Der «Preis» der besseren Treffsicherheit dieses Tests: Bei einer bis drei von zehn untersuchten Personen liefert er ein «falsch-positives» Ergebnis. Das heisst, er erkennt vermeintlich Krebs, wo keiner ist. Das löst unnötige Sorgen aus und zieht weitere Abklärungen nach sich (zumeist eine Koloskopie), bis am Ende feststeht, dass kein Darmkrebs vorhanden ist. Ein jährlich durchgeführter «FIT» ist besser und preiswerter als ein «FIT-Fäkaler DNA-Test» alle drei Jahre. Er kostet rund 500 Franken und wird zur Früherkennung weder empfohlen, noch von den Krankenkassen oder im Rahmen von kantonalen Screening-Programmen bezahlt.
M2-PK-Stuhltest
M2-PK ist die Abkürzung für ein Enzym (Pyruvatkinase Isoenzym Typ M2), das in verschiedensten Tumorzellen vorkommt, unter anderem in Darmkrebszellen. Erkennt der M2-PK-Stuhltest dieses Enzym im Stuhl, kann dies auf Darmadenome oder Darmkrebs hinweisen – oder auch nicht. Denn bisher ist dieser Test nicht so gut erforscht und treffsicher, wie es wünschenswert wäre. Deshalb wird davon abgeraten.

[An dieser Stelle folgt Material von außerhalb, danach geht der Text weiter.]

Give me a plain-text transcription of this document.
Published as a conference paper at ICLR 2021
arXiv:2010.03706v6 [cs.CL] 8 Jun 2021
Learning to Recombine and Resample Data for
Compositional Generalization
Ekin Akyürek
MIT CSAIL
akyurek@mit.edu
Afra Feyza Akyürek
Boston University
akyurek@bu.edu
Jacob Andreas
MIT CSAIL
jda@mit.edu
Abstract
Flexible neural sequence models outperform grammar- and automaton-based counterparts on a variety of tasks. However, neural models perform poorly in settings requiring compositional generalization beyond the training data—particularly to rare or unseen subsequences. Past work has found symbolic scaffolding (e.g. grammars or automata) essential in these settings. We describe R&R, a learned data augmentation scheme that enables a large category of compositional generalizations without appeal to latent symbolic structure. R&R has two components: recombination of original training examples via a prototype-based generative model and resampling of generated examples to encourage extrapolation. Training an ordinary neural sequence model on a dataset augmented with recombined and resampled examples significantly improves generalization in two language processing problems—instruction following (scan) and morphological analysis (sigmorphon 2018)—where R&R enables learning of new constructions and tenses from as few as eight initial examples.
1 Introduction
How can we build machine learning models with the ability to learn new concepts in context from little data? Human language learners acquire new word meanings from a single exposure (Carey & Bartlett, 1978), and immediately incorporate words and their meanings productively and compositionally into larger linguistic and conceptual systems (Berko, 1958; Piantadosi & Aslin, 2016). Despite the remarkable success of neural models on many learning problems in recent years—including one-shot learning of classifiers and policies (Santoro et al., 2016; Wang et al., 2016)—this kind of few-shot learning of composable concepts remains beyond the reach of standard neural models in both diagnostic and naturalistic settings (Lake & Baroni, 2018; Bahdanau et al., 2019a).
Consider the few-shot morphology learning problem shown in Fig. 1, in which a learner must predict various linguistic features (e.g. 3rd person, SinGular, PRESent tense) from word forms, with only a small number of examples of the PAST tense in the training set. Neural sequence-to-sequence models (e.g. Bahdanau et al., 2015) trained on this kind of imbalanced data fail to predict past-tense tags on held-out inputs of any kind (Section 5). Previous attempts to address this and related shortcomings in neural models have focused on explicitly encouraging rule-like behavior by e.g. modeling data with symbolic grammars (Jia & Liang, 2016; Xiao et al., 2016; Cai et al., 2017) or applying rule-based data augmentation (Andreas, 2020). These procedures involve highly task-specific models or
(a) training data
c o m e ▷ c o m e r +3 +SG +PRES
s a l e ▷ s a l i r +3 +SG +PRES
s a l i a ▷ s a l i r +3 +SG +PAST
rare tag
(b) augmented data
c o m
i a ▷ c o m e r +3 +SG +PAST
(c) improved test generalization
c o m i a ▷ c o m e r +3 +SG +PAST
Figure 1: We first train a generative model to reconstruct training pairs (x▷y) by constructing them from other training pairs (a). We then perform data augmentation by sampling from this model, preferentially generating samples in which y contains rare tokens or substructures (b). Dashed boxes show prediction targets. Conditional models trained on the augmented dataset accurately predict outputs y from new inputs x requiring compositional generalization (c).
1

Vorteilhaft an dieser Untersuchung ist, dass sie relativ preiswert ist und beim Hausarzt gemacht werden kann oder zu Hause. Im Gegensatz zu den Blut-im-Stuhl-Tests kommt es beim M2-PK-Test auch nicht darauf an, ob ein Tumor gerade blutet oder nicht.
Den M2-PK-Stuhltest können Sie bei Ihrem Hausarzt, Ihrer Hausärztin durchführen.
Septin9-Test
Das Erbgut von Tumorzellen unterscheidet sich von demjenigen gesunder Zellen. Beispielsweise ist ein Gen namens «Septin9» bei Darmkrebszellen oft auf charakteristische Art chemisch verändert (methyliert). Nach dieser Veränderung sucht der Septin9-Test. Sein Vorteil ist, dass es für diese Untersuchung nur eine Blutprobe braucht. Dies wiegt jedoch die Nachteile nicht auf: Er erkennt bestenfalls Darmkrebs (und auch dies nicht zuverlässig), aber keine Adenome. Verglichen mit etablierten Früherkennungstests ist er relativ teuer – bei fraglichem Nutzen. Fachleute raten deshalb davon ab. Der Septin-Test wird weder von den Krankenkassen noch im Rahmen von kantonalen Screening-Programmen bezahlt.
CEA-Test
CEA («carcinoembryonisches Antigen») ist die Abkürzung für einen sogenannten Tumormarker bei Darmkrebs. Steigt der CEA-Wert im Blut an, deutet dies meist darauf hin, dass die Erkrankung fortschreitet. Zur Früherkennung bei Personen ohne Beschwerden taugt das CEA jedoch nicht, weil es nur etwa jeden zweiten Tumor anzeigt und überdies zu unspezifisch ist. Erhöhte Werte kommen zum Beispiel bei starken Rauchern vor, bei Personen mit Darmentzündungen oder Lebererkrankungen. Sinnvoll ist die CEA-Bestimmung aber bei Menschen mit Darmkrebs.